Cedric Owen se levantó antes del alba. Fue hacia el trinquete y apoyó la espalda contra el palo; la brisa le apartaba el pelo del rostro. A sus pies, la proa cabeceaba en un mar en calma y enviaba espumosas olas hacia popa.
La noche se asemejaba a la del primer día de tormenta, salvo que ahora navegaban ya en solitario, sin otras embarcaciones delante o detrás. Tal como había advertido la piedra corazón azul, A Aurora se había alejado del resto de la flota en medio del caos del vendaval y la lluvia que habían hecho naufragar al menos una de las naves.
La tripulación del Aurora tan solo había visto que se hundiera otro buque; los demás se habían perdido en el aguacero y en el brutal remolino de la borrasca. Con absoluta temeridad, Aguilar se había pasado dos días navegando en círculos en un mar inseguro buscando la señal de alguna bandera, vela o, con creciente desesperación, posibles supervivientes entre los restos del naufragio que se mecían sobre las olas en pedazos cada vez más pequeños.
Al final, en vista de que no hallaban nada ni a nadie, y zarandeados por los vientos que amenazaban con arrancar los mástiles de cuajo, habían retomado a regañadientes el rumbo hacia occidente sin saber si las demás embarcaciones los andaban buscando al igual que ellos o si, por el contrario, habían sucumbido a la cólera del temporal. A todos los hombres les dolió más aquella separación que la de cuando zarparon del puerto de Sevilla hacía ya seis semanas.

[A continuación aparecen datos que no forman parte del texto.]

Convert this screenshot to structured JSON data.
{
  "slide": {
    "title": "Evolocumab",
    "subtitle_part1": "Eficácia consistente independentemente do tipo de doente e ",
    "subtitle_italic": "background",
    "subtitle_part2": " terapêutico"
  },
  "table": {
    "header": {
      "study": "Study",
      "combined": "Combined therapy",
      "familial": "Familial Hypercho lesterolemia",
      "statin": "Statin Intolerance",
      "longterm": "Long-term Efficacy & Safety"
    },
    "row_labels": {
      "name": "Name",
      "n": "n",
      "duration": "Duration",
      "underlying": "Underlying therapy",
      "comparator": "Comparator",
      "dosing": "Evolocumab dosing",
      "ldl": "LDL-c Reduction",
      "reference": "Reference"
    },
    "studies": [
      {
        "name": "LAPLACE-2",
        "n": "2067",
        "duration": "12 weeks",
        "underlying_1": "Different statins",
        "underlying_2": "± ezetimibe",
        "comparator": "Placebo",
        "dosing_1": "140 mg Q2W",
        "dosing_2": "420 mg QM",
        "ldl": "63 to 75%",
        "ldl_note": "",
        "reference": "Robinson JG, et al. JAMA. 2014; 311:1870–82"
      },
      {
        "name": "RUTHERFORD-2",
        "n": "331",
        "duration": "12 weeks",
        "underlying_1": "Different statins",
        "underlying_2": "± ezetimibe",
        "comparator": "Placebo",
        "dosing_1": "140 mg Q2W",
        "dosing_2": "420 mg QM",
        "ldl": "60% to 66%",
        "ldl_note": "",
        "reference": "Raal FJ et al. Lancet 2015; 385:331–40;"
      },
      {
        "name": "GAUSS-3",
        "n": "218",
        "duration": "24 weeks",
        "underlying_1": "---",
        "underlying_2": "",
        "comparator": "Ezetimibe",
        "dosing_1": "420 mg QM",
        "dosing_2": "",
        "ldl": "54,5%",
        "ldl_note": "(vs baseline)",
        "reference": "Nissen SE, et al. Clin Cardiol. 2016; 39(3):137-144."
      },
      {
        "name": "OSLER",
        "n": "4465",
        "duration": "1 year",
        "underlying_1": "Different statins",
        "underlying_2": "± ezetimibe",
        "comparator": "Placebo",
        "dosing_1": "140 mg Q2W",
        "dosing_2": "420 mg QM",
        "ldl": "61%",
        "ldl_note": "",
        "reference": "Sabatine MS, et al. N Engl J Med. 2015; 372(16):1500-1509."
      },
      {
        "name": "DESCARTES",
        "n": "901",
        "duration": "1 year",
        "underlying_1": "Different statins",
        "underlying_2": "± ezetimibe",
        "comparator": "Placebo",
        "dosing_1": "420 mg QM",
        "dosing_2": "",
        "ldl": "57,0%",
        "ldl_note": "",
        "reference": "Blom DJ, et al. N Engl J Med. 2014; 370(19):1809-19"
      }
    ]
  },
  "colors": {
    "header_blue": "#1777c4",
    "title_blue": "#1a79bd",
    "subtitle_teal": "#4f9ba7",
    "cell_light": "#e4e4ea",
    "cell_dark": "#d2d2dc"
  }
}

Navegar solos era otro cantar, como andar por el borde de un acantilado en pleno vendaval sin barandilla de protección. Al principio ese aislamiento inquietó a Owen, pero una semana de calma y el efecto tranquilizador de la capitanía de Aguilar cambiaron su percepción hasta que una sensación de euforia y libertad se apoderó de él y deseó que nunca acabara.
La piedra corazón azul era la única que no tenía nunca bastante. Habían sido sus demandas las que le habían despertado antes del amanecer y le habían llevado hasta el mástil de proa, a la atalaya desde donde podía contemplar el ingente vacío del cielo y el mar, el horizonte impreciso donde se fundían en uno.
Jamás había visto una noche tan cerrada. La oscura línea del horizonte había desaparecido, confundiendo así mar y cielo. En las aguas, el reflejo de innumerables constelaciones rebotaba de vuelta al cielo; alfilerazos de luz rodeaban a Owen en medio de las tinieblas insondables.
Tan solo algo destacaba: delante del navío, ligeramente más allá de la amura de babor, brillaba una luz que parecía más anaranjada que la de las estrellas y que oscilaba como si fuera una llama.